There are numerous easy methods to naturally cure constipation. For example, you could start by simply drinking more water. As stool moves throughout your intestines, your body removes water. If you are extremely hydrated, your body will remove less water, leaving the stool to soften and pass quickly and painlessly. An easy indicator of whether or not you’re hydrated is the colour of your urine, which should be pale yellow: too yellow means you’re dehydrated and clear means you’re too hydrated.

Change Diet

The best way to cure and prevent constipation is, ultimately, to change your diet, particularly by increasing the amount of fiber you eat. It’s recommended to eat at least 20 grams of fiber per day, but preferably 30 grams. Fiber in your stool helps to draw more water, allowing the stool to soften. As you increase the amount of fiber you eat, so too should you increase your water intake, to allow that fiber to move through the body.
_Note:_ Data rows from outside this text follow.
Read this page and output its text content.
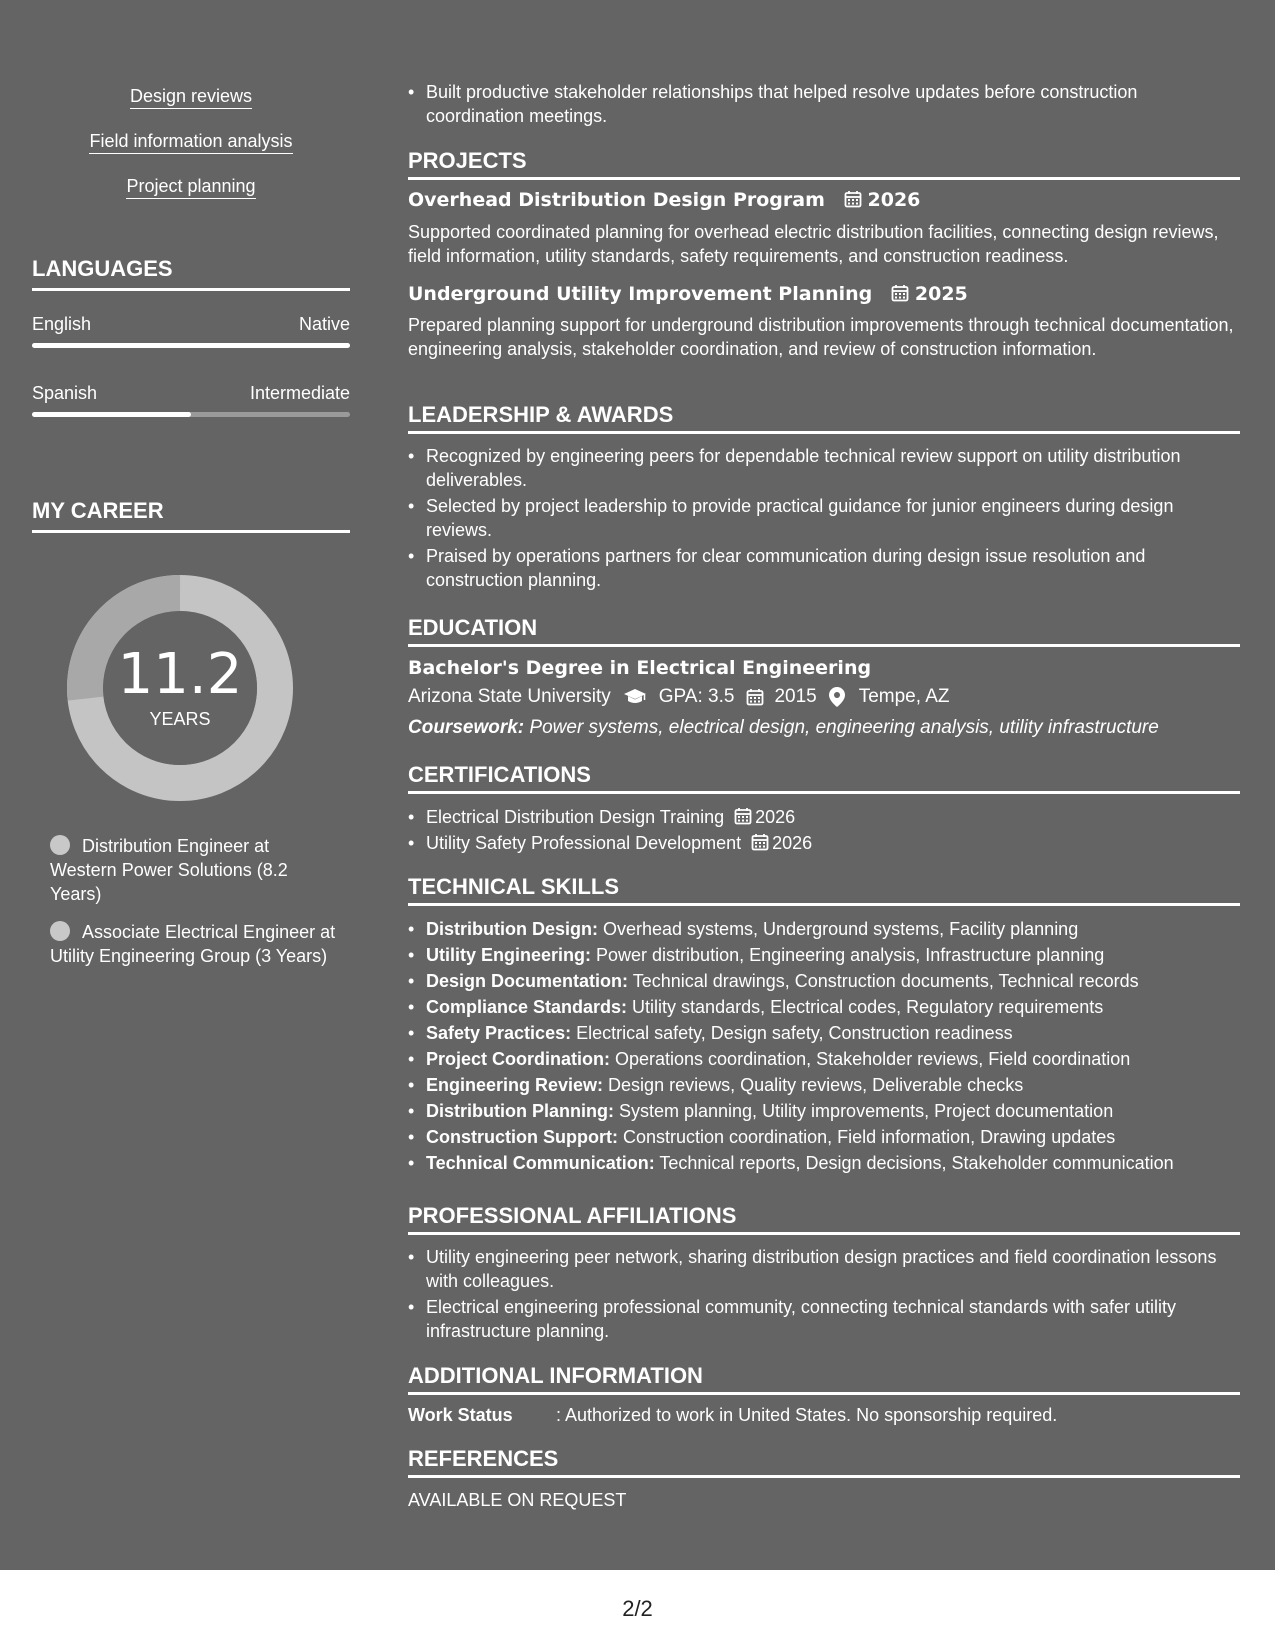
Design reviews
Field information analysis
Project planning
LANGUAGES
English	Native
Spanish	Intermediate
MY CAREER
11.2
YEARS
Distribution Engineer at Western Power Solutions (8.2 Years)
Associate Electrical Engineer at Utility Engineering Group (3 Years)
• Built productive stakeholder relationships that helped resolve updates before construction coordination meetings.
PROJECTS
Overhead Distribution Design Program 2026
Supported coordinated planning for overhead electric distribution facilities, connecting design reviews, field information, utility standards, safety requirements, and construction readiness.
Underground Utility Improvement Planning 2025
Prepared planning support for underground distribution improvements through technical documentation, engineering analysis, stakeholder coordination, and review of construction information.
LEADERSHIP & AWARDS
• Recognized by engineering peers for dependable technical review support on utility distribution deliverables.
• Selected by project leadership to provide practical guidance for junior engineers during design reviews.
• Praised by operations partners for clear communication during design issue resolution and construction planning.
EDUCATION
Bachelor's Degree in Electrical Engineering
Arizona State University	GPA: 3.5 2015 Tempe, AZ
Coursework: Power systems, electrical design, engineering analysis, utility infrastructure
CERTIFICATIONS
• Electrical Distribution Design Training 2026
• Utility Safety Professional Development 2026
TECHNICAL SKILLS
• Distribution Design: Overhead systems, Underground systems, Facility planning
• Utility Engineering: Power distribution, Engineering analysis, Infrastructure planning
• Design Documentation: Technical drawings, Construction documents, Technical records
• Compliance Standards: Utility standards, Electrical codes, Regulatory requirements
• Safety Practices: Electrical safety, Design safety, Construction readiness
• Project Coordination: Operations coordination, Stakeholder reviews, Field coordination
• Engineering Review: Design reviews, Quality reviews, Deliverable checks
• Distribution Planning: System planning, Utility improvements, Project documentation
• Construction Support: Construction coordination, Field information, Drawing updates
• Technical Communication: Technical reports, Design decisions, Stakeholder communication
PROFESSIONAL AFFILIATIONS
• Utility engineering peer network, sharing distribution design practices and field coordination lessons with colleagues.
• Electrical engineering professional community, connecting technical standards with safer utility infrastructure planning.
ADDITIONAL INFORMATION
Work Status : Authorized to work in United States. No sponsorship required.
REFERENCES
AVAILABLE ON REQUEST
2/2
If you cannot get enough fiber from fruits, vegetables, whole grains, and other healthy sources, or you feel you need additional support, you can supplement it with organic psyllium dietary fiber. Psyllium aids with colon health and has other benefits such as controlling blood sugar, improving acne and skin irritations, helping to maintain or lose weight, and decreasing your risk of heart attack, stroke, gallstones, kidney stones, and diverticulitis.
However, you can’t just take fiber and expect to have a healthy bowel system. If you’re eating poorly, fiber will not help your bowel movements, but rather hinder them. The human digestive system isn’t actually designed to properly break down fiber. What happens instead is that fiber remains undigested in your bowel along with your flora, your healthy bacteria. If your bacteria are healthy, then they’ll feed on the fiber and proliferate.
However, if they’re unhealthy, fiber may actually worsen your constipation. Fiber is a non-specific growth factor, meaning it cannot distinguish between pathogenic (bad) and beneficial bacteria. This means that if your gut contains pathogenic bacteria, yeast, or fungi, you’ll need to increase the amount of good bacteria in your gut before you can increase your fiber intake and fix your constipation. A healthy gut requires adequate fruits and vegetables as well as a healthy amount of naturally fermented vegetables (source). You can also take an all-natural/organic probiotic to help improve your gut health.
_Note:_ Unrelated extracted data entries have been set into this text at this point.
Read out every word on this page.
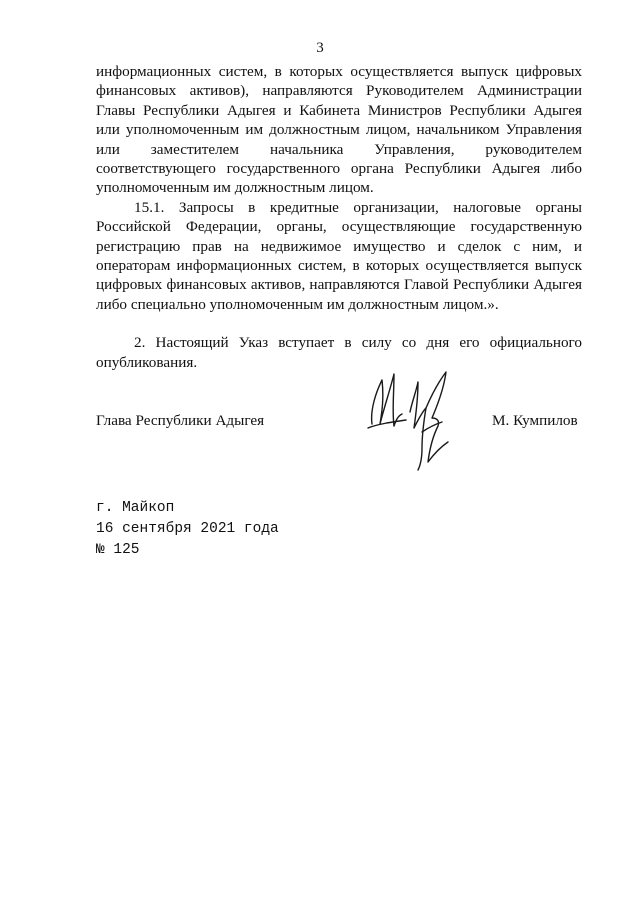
3

информационных систем, в которых осуществляется выпуск цифровых финансовых активов), направляются Руководителем Администрации Главы Республики Адыгея и Кабинета Министров Республики Адыгея или уполномоченным им должностным лицом, начальником Управления или заместителем начальника Управления, руководителем соответствующего государственного органа Республики Адыгея либо уполномоченным им должностным лицом.

15.1. Запросы в кредитные организации, налоговые органы Российской Федерации, органы, осуществляющие государственную регистрацию прав на недвижимое имущество и сделок с ним, и операторам информационных систем, в которых осуществляется выпуск цифровых финансовых активов, направляются Главой Республики Адыгея либо специально уполномоченным им должностным лицом.».

2. Настоящий Указ вступает в силу со дня его официального опубликования.

Глава Республики Адыгея	М. Кумпилов
г. Майкоп
16 сентября 2021 года
№ 125
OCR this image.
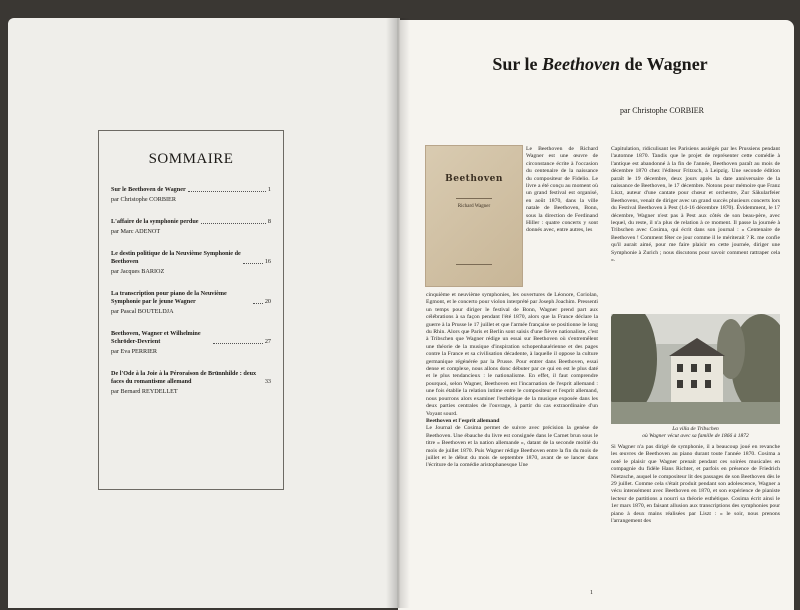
SOMMAIRE
Sur le Beethoven de Wagner	1
par Christophe CORBIER
L'affaire de la symphonie perdue	8
par Marc ADENOT
Le destin politique de la Neuvième Symphonie de Beethoven	16
par Jacques BARIOZ
La transcription pour piano de la Neuvième Symphonie par le jeune Wagner	20
par Pascal BOUTELDJA
Beethoven, Wagner et Wilhelmine Schröder-Devrient	27
par Eva PERRIER
De l'Ode à la Joie à la Péroraison de Brünnhilde : deux faces du romantisme allemand	33
par Bernard REYDELLET
Sur le Beethoven de Wagner
par Christophe CORBIER
Beethoven
Richard Wagner

Le Beethoven de Richard Wagner est une œuvre de circonstance écrite à l'occasion du centenaire de la naissance du compositeur de Fidelio. Le livre a été conçu au moment où un grand festival est organisé, en août 1870, dans la ville natale de Beethoven, Bonn, sous la direction de Ferdinand Hiller : quatre concerts y sont donnés avec, entre autres, les

cinquième et neuvième symphonies, les ouvertures de Léonore, Coriolan, Egmont, et le concerto pour violon interprété par Joseph Joachim. Pressenti un temps pour diriger le festival de Bonn, Wagner prend part aux célébrations à sa façon pendant l'été 1870, alors que la France déclare la guerre à la Prusse le 17 juillet et que l'armée française se positionne le long du Rhin. Alors que Paris et Berlin sont saisis d'une fièvre nationaliste, c'est à Tribschen que Wagner rédige un essai sur Beethoven où s'entremêlent une théorie de la musique d'inspiration schopenhauérienne et des pages contre la France et sa civilisation décadente, à laquelle il oppose la culture germanique régénérée par la Prusse. Pour entrer dans Beethoven, essai dense et complexe, nous allons donc débuter par ce qui en est le plus daté et le plus tendancieux : le nationalisme. En effet, il faut comprendre pourquoi, selon Wagner, Beethoven est l'incarnation de l'esprit allemand : une fois établie la relation intime entre le compositeur et l'esprit allemand, nous pourrons alors examiner l'esthétique de la musique exposée dans les deux parties centrales de l'ouvrage, à partir du cas extraordinaire d'un Voyant sourd.

Beethoven et l'esprit allemand

Le Journal de Cosima permet de suivre avec précision la genèse de Beethoven. Une ébauche du livre est consignée dans le Carnet brun sous le titre « Beethoven et la nation allemande », datant de la seconde moitié du mois de juillet 1870. Puis Wagner rédige Beethoven entre la fin du mois de juillet et le début du mois de septembre 1870, avant de se lancer dans l'écriture de la comédie aristophanesque Une

Capitulation, ridiculisant les Parisiens assiégés par les Prussiens pendant l'automne 1870. Tandis que le projet de représenter cette comédie à l'antique est abandonné à la fin de l'année, Beethoven paraît au mois de décembre 1870 chez l'éditeur Fritzsch, à Leipzig. Une seconde édition paraît le 19 décembre, deux jours après la date anniversaire de la naissance de Beethoven, le 17 décembre. Notons pour mémoire que Franz Liszt, auteur d'une cantate pour chœur et orchestre, Zur Säkularfeier Beethovens, venait de diriger avec un grand succès plusieurs concerts lors du Festival Beethoven à Pest (14-16 décembre 1870). Évidemment, le 17 décembre, Wagner n'est pas à Pest aux côtés de son beau-père, avec lequel, du reste, il n'a plus de relation à ce moment. Il passe la journée à Tribschen avec Cosima, qui écrit dans son journal : « Centenaire de Beethoven ! Comment fêter ce jour comme il le mériterait ? R. me confie qu'il aurait aimé, pour me faire plaisir en cette journée, diriger une Symphonie à Zurich ; nous discutons pour savoir comment rattraper cela ».

La villa de Tribschen
où Wagner vécut avec sa famille de 1866 à 1872

Si Wagner n'a pas dirigé de symphonie, il a beaucoup joué en revanche les œuvres de Beethoven au piano durant toute l'année 1870. Cosima a noté le plaisir que Wagner prenait pendant ces soirées musicales en compagnie du fidèle Hans Richter, et parfois en présence de Friedrich Nietzsche, auquel le compositeur lit des passages de son Beethoven dès le 29 juillet. Comme cela s'était produit pendant son adolescence, Wagner a vécu intensément avec Beethoven en 1870, et son expérience de pianiste lecteur de partitions a nourri sa théorie esthétique. Cosima écrit ainsi le 1er mars 1870, en faisant allusion aux transcriptions des symphonies pour piano à deux mains réalisées par Liszt : « le soir, nous prenons l'arrangement des

1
can also help cure and prevent constipation. Have you ever noticed that you have the urge to use the washroom more frequently when running? That’s because physical movement increases the motility of your digestive tract and can provoke bowel movements. Remember, if you feel the sudden urge to use the washroom, don’t wait. The longer you wait, the longer it remains in your colon and the more difficult and/or painful it will become to pass (source).


Another wonderful way to cure and prevent constipation is squatting. Not only will this improve your strength, but it’s incredible for your bowel system as well! Many people around the world squat while using the washroom, which may be why North Americans suffer from constipation more than other cultures (of course, diets play a role in this too). If you’re uncomfortable with squatting over your toilet, you can even use a stool. Simply place your stool in front of your toilet, bend your knees, and rest your feet on top of it. This will help stool move out of your colon and decrease your risk of hemorrhoids as well.